I aim to keep all the noses in this house clean – literally and figuratively. But I’ve been wondering lately, should I be doing more?
Can I say I am a good person, just because I no longer do things that are particularly bad? By being passive – keeping our noses out – in life threatening, dangerous or just plain uncomfortable situations are we contributing to the absence of good, and letting evil in?
Clearly it’s wrong to assault your spouse. But not as wrong to not intervene if you see a domestic violence incident. And clearly it’s wrong to rob someone. But not trying to prevent that robbery? That get’s a bit more blurred. Obviously I would not take the food from your child’s plate. But to what extent am I obliged – and do I want to – to get involved with giving so that no child goes hungry?
To be honest, when it comes to the giving, I’ve been a bit lax on that for most of my life.

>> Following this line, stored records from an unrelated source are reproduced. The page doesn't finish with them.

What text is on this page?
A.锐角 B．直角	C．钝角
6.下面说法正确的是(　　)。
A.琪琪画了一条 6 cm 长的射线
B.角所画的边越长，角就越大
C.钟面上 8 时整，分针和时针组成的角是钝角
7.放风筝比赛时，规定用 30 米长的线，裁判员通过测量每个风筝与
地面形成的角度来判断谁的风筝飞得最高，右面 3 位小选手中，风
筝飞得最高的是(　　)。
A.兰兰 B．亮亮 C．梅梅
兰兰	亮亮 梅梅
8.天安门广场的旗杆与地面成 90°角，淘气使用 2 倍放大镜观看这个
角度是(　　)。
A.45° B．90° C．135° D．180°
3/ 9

I spent my days in formal education desperate to change the world. Then, I walked into a job in the Financial Services industry. I kept walking, this time around town on my lunch break. Strapped for cash in those early years, but still eager to make a difference, I signed a couple of forms waved in my face by so-called Chuggers. I’d donate a few pounds a month to a charity, only to find out years later that barely a few pence made it to the people in actual need.
While at work, sponsorship forms landed on my desk thick and fast. At first (and oddly at the time when I had the least money) I was eager to help out. In the end, I became inundated with sponsorship requests from people who seemed to be finding a profile raising way to climb Mount Kilimanjaro.
The cherry on my ‘excuses for doing very little’ cake was finding out that Public schools are charities.
Is my lax attitude to giving the one that I want my kids to have? No. So I’ve made a few changes.
I’ve started to help out with projects in the area I live in, giving time rather than money. I can’t help everyone, but that shouldn’t stop me getting involved with something. I tend to volunteer for things that I have a vested interest in, such as education – while I once ridiculed the Kilimanjaro climbers for doing the very same thing, I think now that they were right to fulfil their dreams and help others.
The internet makes donating money, and sharing the various appeals for cash and time, so easy. Actually, while I am here with access to anyone in the world who is on the internet, I can take this opportunity to promote causes I come across, like Team Honk, a group of bloggers raising money for Comic Relief. If you like what you see, then you can sponsor Team Honk here. That was so easy to do!
And finally, I’m picking one cause a year and doing what I can to support that.
So, it’s a start. I’ve got a few more ideas up my sleeve that I am to put into action, rather than just think about. In the meantime I’m off to find more tissues and to lead those kids by the nose down a more charitable path than the one that their mother has trodden.
What’s your approach to charity? Let me know!
6 thoughts on “Charity, snot, and keeping the kids’ noses clean: why keeping out of trouble isn’t quite good enough”
You’re the philosopher…
Of course killing someone is worse than letting someone die. Killing, you are responsible. The Trolley problem is only interesting because we want to save others. Our tribal species wants to benefit the tribe.
My church gives money, but has recently become involved in actual good work: many of us volunteer at the homelessness charity and food bank, and we use part of our premises to house a previously homeless family.
First you are responsible for yourself and your family, but then you try to do Good. Hooray! Then you find that doing good is not as easy or uncomplicated as you hoped. And you still try.
I first came across this ‘problem’ in a seminar that was at a 9am on a Friday morning, after a Thursday night where a local nightclub ran a 50pence a shot promo. To say I rolled my eyes when it was put to us was an understatement. However, I still like it as a prompt to get into murkier areas such as euthanasia. Well, murkier to me – I guess many people are really clear on where they stand.
And you are very right on the doing good thing. I’ve become much more involved in my local community since a job that involved a lot of commuting ended. Because I am around, situations crop up where you get involved, sort it out, and hey presto – I am not such a bad person after all.
Thanks for your comment. Got to dash now – got a sinking boat, some dogs, and a few people – I need to work out who to rescue.
“Fat man” is my favourite. A fat man is on a bridge over the railway line. If you give him a sharp push, he will fall on it and the train will stop before it hits the five people tied to the tracks a short distance further on. Answering it is one thing, but the question itself is hilarious.
How very wrong. But How very funny!
My approach to charity: feel guilty about not donating to charity. Buy things to assuage the guilt.
I read this when I was tired. I thought you wrote that you wanted to sausage the guilt. Guilt filled sausages – now there’s a possible title for a post!
PS – shareholders in need – the 21st century charity – get shopping.